新人看護助手のアオイは病院前に捨てられていた赤ちゃんのお世話をしていくうちに、感情移入していってしまうんです。病院の中だけの名前を付けたり、日々の体重の増減で一喜一憂したり、お風呂に入れてあげたり。
 
どんどん可愛く思えていく中で、その赤ちゃんを捨てた親が来院する。親は女子高生。自宅のお風呂場で産んだという。
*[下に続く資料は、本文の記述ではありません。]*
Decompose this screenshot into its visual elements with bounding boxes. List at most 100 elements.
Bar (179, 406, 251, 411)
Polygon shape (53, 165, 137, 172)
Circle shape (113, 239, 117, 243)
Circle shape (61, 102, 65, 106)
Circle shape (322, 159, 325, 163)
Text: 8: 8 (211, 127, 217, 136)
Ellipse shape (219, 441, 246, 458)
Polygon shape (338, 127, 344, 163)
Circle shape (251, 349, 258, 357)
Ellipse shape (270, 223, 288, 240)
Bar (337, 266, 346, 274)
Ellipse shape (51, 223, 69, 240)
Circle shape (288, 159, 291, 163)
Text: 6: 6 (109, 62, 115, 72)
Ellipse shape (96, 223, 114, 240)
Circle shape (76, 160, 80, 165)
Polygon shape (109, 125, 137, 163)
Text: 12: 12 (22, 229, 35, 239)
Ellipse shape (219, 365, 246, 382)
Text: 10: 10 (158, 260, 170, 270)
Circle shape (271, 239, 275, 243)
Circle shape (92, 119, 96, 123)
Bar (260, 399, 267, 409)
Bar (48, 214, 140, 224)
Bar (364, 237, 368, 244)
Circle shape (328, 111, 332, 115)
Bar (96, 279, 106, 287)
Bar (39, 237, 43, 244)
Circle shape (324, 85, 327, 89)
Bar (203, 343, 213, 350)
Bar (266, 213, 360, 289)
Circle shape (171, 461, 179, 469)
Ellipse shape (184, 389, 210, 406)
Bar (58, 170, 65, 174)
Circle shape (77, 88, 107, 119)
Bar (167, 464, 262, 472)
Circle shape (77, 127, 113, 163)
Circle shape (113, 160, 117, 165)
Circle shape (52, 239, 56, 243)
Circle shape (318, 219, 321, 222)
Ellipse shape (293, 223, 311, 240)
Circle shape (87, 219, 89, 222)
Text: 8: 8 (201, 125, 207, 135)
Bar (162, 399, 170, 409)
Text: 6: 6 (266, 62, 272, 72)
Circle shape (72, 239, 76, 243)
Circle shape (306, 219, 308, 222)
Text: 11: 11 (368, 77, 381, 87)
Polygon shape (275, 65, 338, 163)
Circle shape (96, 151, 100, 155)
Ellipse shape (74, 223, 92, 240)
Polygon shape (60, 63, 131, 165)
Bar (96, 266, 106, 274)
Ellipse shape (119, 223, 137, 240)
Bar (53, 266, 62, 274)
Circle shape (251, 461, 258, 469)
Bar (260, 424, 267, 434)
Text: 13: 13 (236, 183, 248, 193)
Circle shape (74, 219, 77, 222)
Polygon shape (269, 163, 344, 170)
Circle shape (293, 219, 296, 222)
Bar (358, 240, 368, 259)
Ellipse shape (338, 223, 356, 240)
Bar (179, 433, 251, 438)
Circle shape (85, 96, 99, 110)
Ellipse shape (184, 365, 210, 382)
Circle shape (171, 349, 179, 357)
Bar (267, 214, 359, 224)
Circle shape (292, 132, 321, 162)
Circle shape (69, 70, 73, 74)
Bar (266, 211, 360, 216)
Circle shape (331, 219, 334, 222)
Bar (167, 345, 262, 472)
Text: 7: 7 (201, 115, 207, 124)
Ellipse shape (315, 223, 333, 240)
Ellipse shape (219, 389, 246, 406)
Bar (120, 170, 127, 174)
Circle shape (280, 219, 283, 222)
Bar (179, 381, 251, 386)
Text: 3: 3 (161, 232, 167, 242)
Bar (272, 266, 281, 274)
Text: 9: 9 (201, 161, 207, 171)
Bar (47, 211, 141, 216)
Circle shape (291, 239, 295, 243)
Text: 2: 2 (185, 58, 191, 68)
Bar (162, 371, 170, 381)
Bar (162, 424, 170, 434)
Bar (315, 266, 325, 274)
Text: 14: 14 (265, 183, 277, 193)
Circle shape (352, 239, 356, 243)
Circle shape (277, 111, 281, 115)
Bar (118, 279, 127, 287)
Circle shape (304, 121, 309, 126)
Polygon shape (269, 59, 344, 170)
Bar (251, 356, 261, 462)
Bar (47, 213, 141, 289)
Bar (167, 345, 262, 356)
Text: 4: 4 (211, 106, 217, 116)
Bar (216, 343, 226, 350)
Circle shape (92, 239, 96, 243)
赤ちゃんのことを「いらない」「ゴミ捨て場に捨てようかと思ったけど、すぐにバレると思った」という。
 
それを聞いたアオイは「私はこの子のお世話をしてきた」と言って、お母さんを睨むが、「あなたはちょっと仕事でこの子と一緒にいただけじゃない」と言い返されてしまう。
 
由比先生は「どうしてここに捨てたの?前にもここに来たことあるの?」と尋ねる。
 
一方で糖尿病Ⅰ型を10歳の頃に発症した妊婦が、病状が進行する可能性がある中でも妊娠がわかったのち、だんだん母性に目覚め、妊娠継続を決意する。
 
この回の終盤。女子高生がお風呂場で出産したシーン、そして赤ちゃんを紙袋に入れ病院に運ぶシーンが描かれる。その時、「誰か。誰か!どうか。。」というセリフを言うんです。
 
看護助手として数日お世話しただけで湧いてくる母性、望まない出産をしたものの、病院まで必死に自転車を漕いで赤ちゃんを連れてきて赤ちゃんの命を繋ごうとした母性、妊娠をした後に芽生えてくる母性。
 
このドラマの好きな所は視聴者にいちいち説明しないところ。今回も「女子高生が何故子どもを捨てたのか」というところは一切説明がない。これはこの回で伝えたいテーマとは関係ないからなんですよね。
 
「いらない」といった女子高生に対して、アオイは悪魔を見るような目つきで睨むが、この女子高生は性被害にあって妊娠したのかもしれないですよね。それで誰にも言えず風呂場で出産。考えられる話です。
 
仮にそのような状況で産まれ、病院の前に捨てられたとしても、お母さんが必至に自転車を漕いで病院まで連れて来てくれた。自分の命を守る為。一瞬でもお母さんに守ってもらえたという事実があるならば、どこか救いがある気がします。
 
何が良いとか悪いとか、そういったことを押し付けないところが好きですね。
 
ちなみに僕は以前、知的障害児の入所施設で働いていたことがあり、その時、初めて担当した子に随分感情移入した経験があります。別れる時は胸が張り裂けるほど苦しかったです。
 
そんなことも思い出した回でした。